I just returned from a 12-day speaking tour thru Hong Kong, Singapore, Bangalore, and Delhi where up to 90 percent of ad revenue are paid through advertising agencies. In North America and Europe, the percentage is a lower, between thirty to fifty percent. Regardless of the percentage, you should always fear relying too much on any agency-based revenue, because when someone else is in the middle of the sales process you have lost control of your money.
I have no problem with demand-based advertising. But keep in mind that when dealing with an agency you're negotiating, not selling. Advertising sales, as I define it, is to uncover a business's problem that can be solved thru the leasing of eyeballs (or ears) that a media company has acquired.

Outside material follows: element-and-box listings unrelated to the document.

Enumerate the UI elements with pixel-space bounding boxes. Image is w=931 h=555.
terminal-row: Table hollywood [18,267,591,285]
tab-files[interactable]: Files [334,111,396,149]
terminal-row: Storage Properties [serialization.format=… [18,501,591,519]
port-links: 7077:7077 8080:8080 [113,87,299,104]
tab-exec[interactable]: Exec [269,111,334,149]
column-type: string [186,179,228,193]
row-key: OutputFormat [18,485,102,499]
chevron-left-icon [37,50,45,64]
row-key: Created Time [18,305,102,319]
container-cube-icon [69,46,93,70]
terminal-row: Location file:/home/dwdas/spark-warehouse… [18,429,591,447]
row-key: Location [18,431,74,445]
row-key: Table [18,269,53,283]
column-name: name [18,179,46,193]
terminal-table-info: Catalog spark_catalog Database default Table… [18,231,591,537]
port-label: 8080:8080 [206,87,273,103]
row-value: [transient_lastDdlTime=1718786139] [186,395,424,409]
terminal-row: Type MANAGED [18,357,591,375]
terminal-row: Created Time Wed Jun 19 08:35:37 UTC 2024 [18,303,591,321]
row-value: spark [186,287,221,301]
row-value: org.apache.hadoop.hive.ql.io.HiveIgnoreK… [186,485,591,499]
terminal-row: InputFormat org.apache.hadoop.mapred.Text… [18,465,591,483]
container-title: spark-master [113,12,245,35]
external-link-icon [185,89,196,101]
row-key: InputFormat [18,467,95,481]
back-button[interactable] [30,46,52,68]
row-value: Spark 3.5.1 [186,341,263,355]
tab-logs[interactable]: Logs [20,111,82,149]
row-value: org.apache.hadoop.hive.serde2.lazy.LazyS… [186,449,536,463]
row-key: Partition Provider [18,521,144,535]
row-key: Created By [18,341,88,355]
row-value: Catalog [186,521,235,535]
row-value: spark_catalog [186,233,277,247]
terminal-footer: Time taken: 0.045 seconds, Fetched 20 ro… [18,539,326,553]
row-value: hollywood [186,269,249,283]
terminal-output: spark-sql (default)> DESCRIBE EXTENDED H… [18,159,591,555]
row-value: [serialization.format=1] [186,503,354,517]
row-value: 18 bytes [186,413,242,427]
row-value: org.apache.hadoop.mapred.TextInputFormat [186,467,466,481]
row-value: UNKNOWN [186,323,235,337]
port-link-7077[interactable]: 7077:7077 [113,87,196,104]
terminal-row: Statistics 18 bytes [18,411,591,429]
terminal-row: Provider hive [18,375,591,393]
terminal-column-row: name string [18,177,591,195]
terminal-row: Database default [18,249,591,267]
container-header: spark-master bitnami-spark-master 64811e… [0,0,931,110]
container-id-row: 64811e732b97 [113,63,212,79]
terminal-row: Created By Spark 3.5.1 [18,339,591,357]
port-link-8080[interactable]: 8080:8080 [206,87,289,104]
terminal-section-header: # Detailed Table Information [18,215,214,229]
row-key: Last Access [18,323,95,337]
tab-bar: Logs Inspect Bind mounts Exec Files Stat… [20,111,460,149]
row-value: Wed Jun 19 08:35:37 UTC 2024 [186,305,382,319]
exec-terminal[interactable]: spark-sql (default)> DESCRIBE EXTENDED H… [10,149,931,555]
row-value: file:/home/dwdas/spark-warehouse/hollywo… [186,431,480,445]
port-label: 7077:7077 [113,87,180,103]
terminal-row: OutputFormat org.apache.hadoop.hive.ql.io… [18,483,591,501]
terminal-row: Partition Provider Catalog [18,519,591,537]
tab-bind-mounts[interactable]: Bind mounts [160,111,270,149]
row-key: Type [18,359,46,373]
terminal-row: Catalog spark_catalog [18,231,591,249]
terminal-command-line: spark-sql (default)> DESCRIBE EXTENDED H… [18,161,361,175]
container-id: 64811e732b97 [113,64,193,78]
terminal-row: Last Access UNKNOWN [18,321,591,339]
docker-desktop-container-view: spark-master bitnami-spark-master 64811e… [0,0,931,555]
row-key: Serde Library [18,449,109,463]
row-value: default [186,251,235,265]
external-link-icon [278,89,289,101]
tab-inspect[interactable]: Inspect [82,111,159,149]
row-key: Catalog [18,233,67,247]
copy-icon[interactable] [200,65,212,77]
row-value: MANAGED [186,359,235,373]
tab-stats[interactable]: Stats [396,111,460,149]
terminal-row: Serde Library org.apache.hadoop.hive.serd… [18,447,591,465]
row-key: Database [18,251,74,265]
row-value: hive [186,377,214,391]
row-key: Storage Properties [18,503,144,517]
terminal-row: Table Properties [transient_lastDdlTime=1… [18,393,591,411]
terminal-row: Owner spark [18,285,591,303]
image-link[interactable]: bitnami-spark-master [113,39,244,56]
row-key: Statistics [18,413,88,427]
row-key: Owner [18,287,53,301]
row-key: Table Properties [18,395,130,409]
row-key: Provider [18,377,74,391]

When dealing with a "middleman" such as an ad agency, you allow someone else to uncover those problems. Figure out what eyes or ears will solve it. Decide which media is best suited to reach them. And seek out the most cost-effective means to get that media. In engaging the agency at that level, you are simply negotiating a price for the service. You are selling a commodity, not a solution. In the past, when the industry enjoyed a robust economy with less competition, we became "fat and happy," gorging ourselves on this automatic business. I guess I was lucky to learn the art of advertising sales during the early eighties, selling AM radio when FM radio was "disruptive technology" creating strong competition for my product. I had no automatic agency business. I had to learn how to seek out smaller and medium sized businesses, dealing with them directly to garner revenue.

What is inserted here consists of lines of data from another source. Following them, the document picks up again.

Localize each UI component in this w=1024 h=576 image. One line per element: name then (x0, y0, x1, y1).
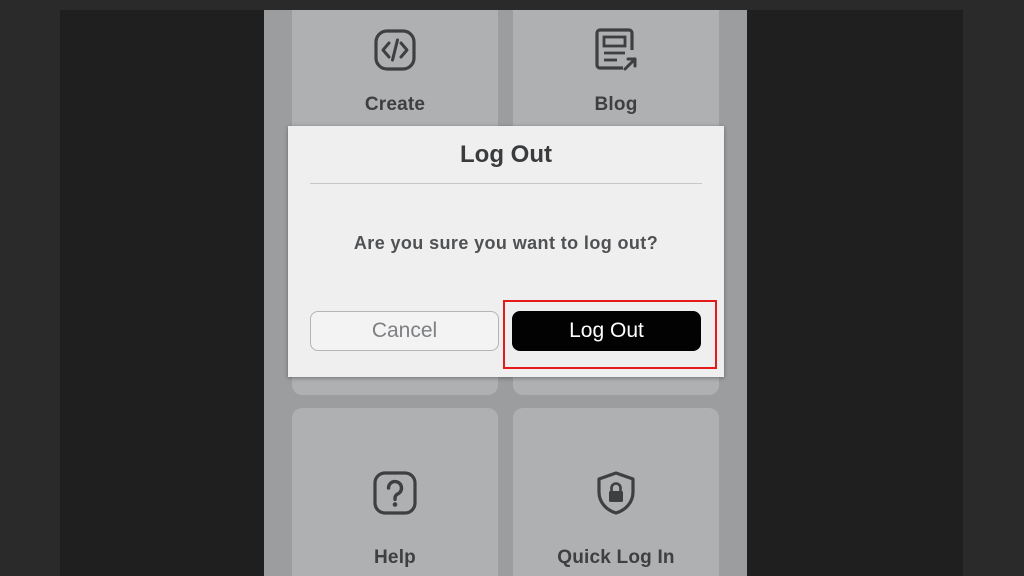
dialog-message: Are you sure you want to log out? (353, 233, 659, 253)
tile-create[interactable]: Create (292, 10, 498, 140)
shield-lock-icon (595, 470, 637, 521)
confirm-logout-button[interactable]: Log Out (512, 311, 701, 351)
tile-create-label: Create (364, 94, 426, 115)
tile-help-label: Help (374, 547, 416, 568)
logout-dialog: Log Out Are you sure you want to log out… (288, 126, 724, 377)
dialog-divider (310, 183, 702, 184)
tile-blog[interactable]: Blog (513, 10, 719, 140)
news-icon (593, 26, 639, 79)
question-icon (372, 470, 418, 521)
code-icon (373, 28, 417, 77)
tile-blog-label: Blog (594, 94, 638, 115)
cancel-button[interactable]: Cancel (310, 311, 499, 351)
tile-quick-login-label: Quick Log In (557, 547, 675, 568)
dialog-title: Log Out (460, 141, 552, 168)
tile-help[interactable]: Help (292, 408, 498, 576)
tile-quick-login[interactable]: Quick Log In (513, 408, 719, 576)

Now fast forward to 2009, where studies reiterate that our strongest opportunity for advertising revenue growth lies with the small and medium sized businesses within our markets. In short, "you have to replace the 'big dogs' you loose with 'five little dogs' you have to get." That said, I find it fascinating that media companies will cut back on the very resources necessary to help us get these new businesses to advertise with us. With that in mind, here is what I suggest you consider as three necessary edicts you must adhere to, to ensure new business growth in these tough economic times:
Increase your feet on the street and faces on the phone. You cannot cut back on the resources that prospect, ascertain, present, and "close" the business you need to grow. It's not automatic anymore (and possibly, never again at the same levels).
Invest in better ad creation. You can't solve an advertiser's problem without great ads. If you cut back on this resource, you are giving the business back to the middle-men ad agencies. Produce the best ads you can at all times. And, have the ability to present speculative concepts as part of the sales process.
Maintain a high level of training on solution-based sales tactics. Coach the process and monitor the performance on a day-to-day basis. This will not happen on its own. You need to make the process happen.
Perhaps we can all take a lesson from the great, late sales trainer Alan Cymberg, who used to have printed on the back of his business cards: "Never attempt to sell the hand organ to the monkey!"